Abortion foes have put up this fight for years. But undercover videos have stepped up the argument; some appear to show Planned Parenthood executives and others discussing supplying tissue from aborted fetuses to firms doing medical research; another purports to show Planned Parenthood staffers showing aborted fetuses to prospective tissue buyers.
Officials from Planned Parenthood Arizona have said they neither harvest nor sell tissue from aborted fetuses. The national organization has said the videos were altered.

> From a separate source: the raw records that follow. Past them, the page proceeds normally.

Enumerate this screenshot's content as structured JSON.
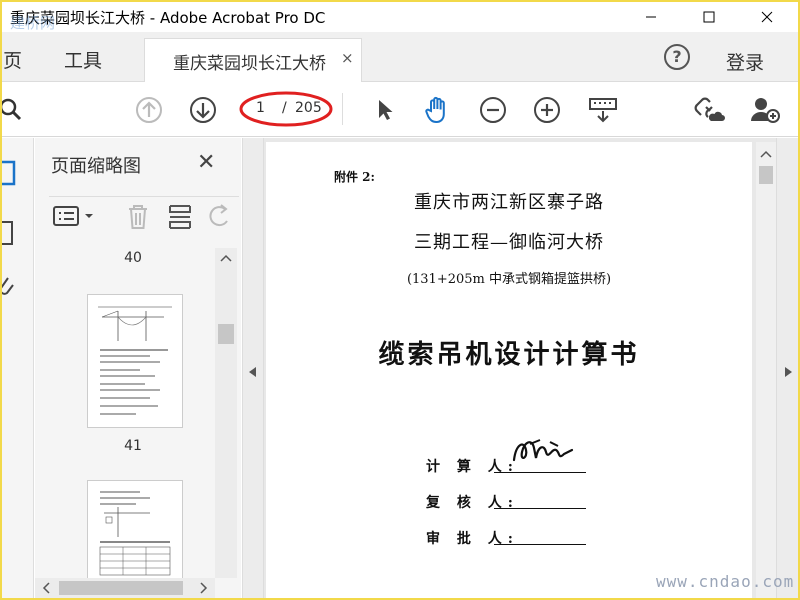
{
  "window": {
    "title": "重庆菜园坝长江大桥 - Adobe Acrobat Pro DC",
    "overlay_watermark": "建桥网"
  },
  "tabs": {
    "home": "主页",
    "tools": "工具",
    "document_tab": "重庆菜园坝长江大桥",
    "tab_close": "×",
    "help": "?",
    "login": "登录"
  },
  "toolbar": {
    "current_page": "1",
    "separator": "/",
    "total_pages": "205"
  },
  "thumbnail_panel": {
    "title": "页面缩略图",
    "close": "✕",
    "page_labels": [
      "40",
      "41"
    ]
  },
  "document": {
    "attachment": "附件 2:",
    "title_line1": "重庆市两江新区寨子路",
    "title_line2": "三期工程—御临河大桥",
    "spec": "(131+205m 中承式钢箱提篮拱桥)",
    "main_title": "缆索吊机设计计算书",
    "calculator_label": "计 算 人:",
    "reviewer_label": "复 核 人:",
    "approver_label": "审 批 人:"
  },
  "footer_watermark": "www.cndao.com",
  "colors": {
    "frame_border": "#f2d94a",
    "annotation_ring": "#e02020",
    "hand_tool": "#1a73c8"
  }
}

McSally, who narrowly won office last year and likely faces a tough re-election bid, called the videos “nauseating and troubling.” But she said there are ways to deal with what they show short of shutting down the government.
“If people have broken the law, they need to be held accountable,” she said: federal law already criminalizes selling fetal organs for profit.
McSally said even if funding for Planned Parenthood could be cut off, it’s money that cannot legally be used for abortions. And she said that has broader implications for her constituents.
“I want to make sure that men and women in my community get access to preventative health care, birth control and what they need in order to prevent unwanted pregnancies,” she said. “We should not have low-income men and especially women caught in the crossfire as collateral damage, especially when none of this is even achievable.”
Cathi Herrod, president of the anti-abortion Center for Arizona Policy, disagrees. She acknowledged that federal law already prohibits using tax dollars for abortions. But Herrod said taxpayers effectively are subsidizing abortions.
“A dollar to Planned Parenthood for Title X family planning certainly frees up another dollar to support their abortion services,” she said. And Herrod said 183 other community health centers around Arizona can provide the same services.
Herrod said CAP is not taking a position on whether the government should be shut down over Planned Parenthood funding. But she made robocalls over the weekend to voters in Democrat congressional districts telling them to ask their lawmakers to end funding.
The futility of the fight aside, McSally said the experience of two years ago proves shutting down the government would be a mistake.
“The 16-day government shutdown in 2013 cost our economy an estimated $24 billion and stalled the creation of over 100,000 private-sector jobs,” she and the other 10 lawmakers wrote in a letter to their colleagues.
The letter also cites “unacceptable delays” in life-saving medical research and payment of disability claims to veterans during the shutdown, which also closed national parks to the tune of $500 million in lost revenue while also closing Head Start programs.
The Republican-controlled House already has voted to freeze funding for a year to allow Congress to investigate Planned Parenthood.
But that measure likely is going nowhere given that the Senate likely will lack the necessary 60 votes to bring it to the floor for debate. In any case, the White House has said the president would veto it.